E quem sabe eu não aprenda a terminar? Colocar alguns pontos finais, por fim em alguns mistérios ou usar deles em mais linhas.
Mas as palavras continuam sendo tão pouco para todo essa gigantesca menina, que aprende a recitar. E quem diria, mas esta sou eu.”

Natália Bap

Era amor, e ainda é.



“Era imenso. Imenso e devastador. Era amor. Pulsava, encharcava, lambuzava as almas de quem se permitia senti-lo. Era confuso, inteiro, maluco. Acertava em cheio os corações, formava laços, atava nós, juntava nós. Encaixava fragmentos, inventava, coloria, espelhava. Exaltava e giganteava os mais nobres sabores, invadia a vida e arrancava as dores. Se fazia doente para ser cuidado, morria por um beijo ser despertado. Era amor, destes que querem comprar, destes que não dá para negar. Era amor, e por ser, eternizava. Não adiantava querer ser de outro, se pertenciam e só. Mesmo que tornassem pó, o vento os carregaria e tornariam-se inteiros em qualquer outro canto. Estava ali, onde alojam-se amores, num pequeno pedaço de flor, que no peito bate imitando dor. Ah! É amor, e como é. Há quem negue, pois nunca soube sentir, nunca soube vivê-lo.

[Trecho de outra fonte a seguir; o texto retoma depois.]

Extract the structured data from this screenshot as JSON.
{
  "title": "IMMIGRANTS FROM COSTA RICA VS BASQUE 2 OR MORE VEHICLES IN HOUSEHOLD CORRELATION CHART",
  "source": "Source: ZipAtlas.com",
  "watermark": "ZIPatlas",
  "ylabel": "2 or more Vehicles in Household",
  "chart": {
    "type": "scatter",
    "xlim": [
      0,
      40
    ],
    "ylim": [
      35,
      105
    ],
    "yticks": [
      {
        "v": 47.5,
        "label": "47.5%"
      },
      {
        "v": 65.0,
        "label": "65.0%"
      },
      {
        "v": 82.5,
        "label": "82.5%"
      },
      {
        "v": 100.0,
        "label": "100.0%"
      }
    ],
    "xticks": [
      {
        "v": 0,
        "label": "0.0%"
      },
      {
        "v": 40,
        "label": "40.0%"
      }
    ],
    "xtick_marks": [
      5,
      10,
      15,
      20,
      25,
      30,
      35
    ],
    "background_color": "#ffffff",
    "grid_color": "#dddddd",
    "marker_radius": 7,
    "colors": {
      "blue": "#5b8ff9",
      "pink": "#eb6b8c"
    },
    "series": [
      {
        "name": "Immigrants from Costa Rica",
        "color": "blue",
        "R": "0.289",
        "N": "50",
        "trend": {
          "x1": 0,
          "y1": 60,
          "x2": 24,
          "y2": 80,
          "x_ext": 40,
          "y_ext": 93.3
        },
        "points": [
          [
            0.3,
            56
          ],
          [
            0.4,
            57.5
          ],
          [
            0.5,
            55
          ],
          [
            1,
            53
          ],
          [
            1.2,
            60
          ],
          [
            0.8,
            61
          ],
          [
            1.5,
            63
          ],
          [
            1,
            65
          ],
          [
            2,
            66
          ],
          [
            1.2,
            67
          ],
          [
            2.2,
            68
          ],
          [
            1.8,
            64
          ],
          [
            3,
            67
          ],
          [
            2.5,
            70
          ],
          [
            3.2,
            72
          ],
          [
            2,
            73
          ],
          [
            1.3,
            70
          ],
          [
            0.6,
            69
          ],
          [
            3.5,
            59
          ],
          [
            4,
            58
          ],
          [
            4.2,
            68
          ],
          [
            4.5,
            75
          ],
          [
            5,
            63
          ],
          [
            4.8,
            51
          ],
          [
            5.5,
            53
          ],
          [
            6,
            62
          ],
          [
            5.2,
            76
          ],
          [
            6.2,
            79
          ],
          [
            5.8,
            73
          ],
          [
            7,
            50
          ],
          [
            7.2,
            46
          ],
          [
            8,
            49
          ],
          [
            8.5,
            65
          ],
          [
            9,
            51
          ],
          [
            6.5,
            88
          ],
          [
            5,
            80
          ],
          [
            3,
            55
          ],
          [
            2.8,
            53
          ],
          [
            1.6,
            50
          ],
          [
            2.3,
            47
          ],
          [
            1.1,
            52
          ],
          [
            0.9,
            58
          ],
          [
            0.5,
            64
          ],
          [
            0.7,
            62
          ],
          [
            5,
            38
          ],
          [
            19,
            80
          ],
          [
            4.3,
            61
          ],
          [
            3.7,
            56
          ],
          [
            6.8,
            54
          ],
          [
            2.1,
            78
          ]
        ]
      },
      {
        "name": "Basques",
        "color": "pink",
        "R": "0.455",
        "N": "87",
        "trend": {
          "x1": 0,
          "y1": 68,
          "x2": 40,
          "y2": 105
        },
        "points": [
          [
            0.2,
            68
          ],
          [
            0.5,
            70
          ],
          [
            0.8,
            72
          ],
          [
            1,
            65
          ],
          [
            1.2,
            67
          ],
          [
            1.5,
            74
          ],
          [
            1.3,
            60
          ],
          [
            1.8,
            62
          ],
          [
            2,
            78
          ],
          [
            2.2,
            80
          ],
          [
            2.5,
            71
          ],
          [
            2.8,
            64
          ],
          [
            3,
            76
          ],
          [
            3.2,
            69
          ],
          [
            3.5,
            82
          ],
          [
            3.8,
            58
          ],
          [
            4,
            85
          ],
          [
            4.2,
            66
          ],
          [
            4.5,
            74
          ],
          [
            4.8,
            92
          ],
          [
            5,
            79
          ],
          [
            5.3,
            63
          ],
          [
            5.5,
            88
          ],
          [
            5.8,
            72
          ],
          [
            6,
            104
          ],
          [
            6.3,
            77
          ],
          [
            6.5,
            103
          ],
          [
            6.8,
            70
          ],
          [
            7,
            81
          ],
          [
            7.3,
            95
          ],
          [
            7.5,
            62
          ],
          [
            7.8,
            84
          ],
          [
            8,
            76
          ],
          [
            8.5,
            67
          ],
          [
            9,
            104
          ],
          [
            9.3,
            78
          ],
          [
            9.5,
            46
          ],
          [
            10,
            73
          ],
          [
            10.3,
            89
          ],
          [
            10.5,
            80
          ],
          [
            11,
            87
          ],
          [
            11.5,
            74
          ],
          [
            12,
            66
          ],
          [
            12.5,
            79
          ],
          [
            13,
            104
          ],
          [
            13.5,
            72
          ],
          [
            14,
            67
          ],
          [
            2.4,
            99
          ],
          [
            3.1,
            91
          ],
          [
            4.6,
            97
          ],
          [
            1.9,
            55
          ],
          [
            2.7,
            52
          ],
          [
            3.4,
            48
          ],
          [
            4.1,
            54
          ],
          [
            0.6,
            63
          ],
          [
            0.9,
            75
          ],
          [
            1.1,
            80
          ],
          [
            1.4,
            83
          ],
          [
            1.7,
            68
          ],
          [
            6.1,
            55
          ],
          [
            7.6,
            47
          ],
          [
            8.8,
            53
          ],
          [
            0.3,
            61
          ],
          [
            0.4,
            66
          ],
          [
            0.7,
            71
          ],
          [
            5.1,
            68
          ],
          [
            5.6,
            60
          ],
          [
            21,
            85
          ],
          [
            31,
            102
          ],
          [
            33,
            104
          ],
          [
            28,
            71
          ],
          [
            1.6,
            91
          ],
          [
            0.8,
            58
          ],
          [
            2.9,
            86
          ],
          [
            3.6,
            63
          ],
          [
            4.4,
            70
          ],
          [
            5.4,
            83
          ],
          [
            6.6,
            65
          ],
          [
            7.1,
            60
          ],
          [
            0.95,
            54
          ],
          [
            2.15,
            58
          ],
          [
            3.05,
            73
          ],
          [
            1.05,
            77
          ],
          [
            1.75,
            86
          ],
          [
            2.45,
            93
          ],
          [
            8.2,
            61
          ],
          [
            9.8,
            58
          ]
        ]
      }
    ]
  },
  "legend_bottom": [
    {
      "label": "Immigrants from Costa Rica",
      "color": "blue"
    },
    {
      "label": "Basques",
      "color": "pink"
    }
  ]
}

E há quem o queira, quem o relembre, e deseje sentir outra vez. É pequeno, é grande, é lúcido, é amante. Afável, nos braços se aquece, baila e baila, mas não adormece. Nunca irá, muito menos morrer. Não é rancor, é amor. Meu bem, é nosso.  É imenso querido, só pode ser amor. Era amor, e ainda é.”

Natália Bap

O valsante.

 ”Era tão bonita a forma como a buscava a beleza, lançava seus olhos profundos em cantos que jamais qualquer pessoa que não tivesse sua simplicidade e calmaria, pudesse enxergar. Embalava seus sonhos a cada passo da valsa, que bailava com seus dois pés esquerdos; e se fazia notório aos que soubessem enxergar de que o moço não sabia que em ti havia mais do que quisesse encontrar. As moças não lhe davam atenção, mas isso não lhe era importante, não agora, pois permanecia inerte em sua caçada. Fazia adormecer teu coração e de mansinho encontrava vestígio de si em cada tropeço da dança. E as feridas do velho e maldito amor, iam se curando, tornando-se cicatrizes em teu corpo, lar de poucas palavras e grandes desavenças emocionais. Alguns sentimentos adorariam tomá-lo, trazê-lo ao delírio, mas o moço estava distante, revirando cada pedaço em busca de algo que lhe aparentasse beleza e o fizesse sorrir. Seus devaneios eram sombrios, e desvenda-lo era suicídio. E novamente pensou em se arriar ao sono, antes que pausasse a dança.”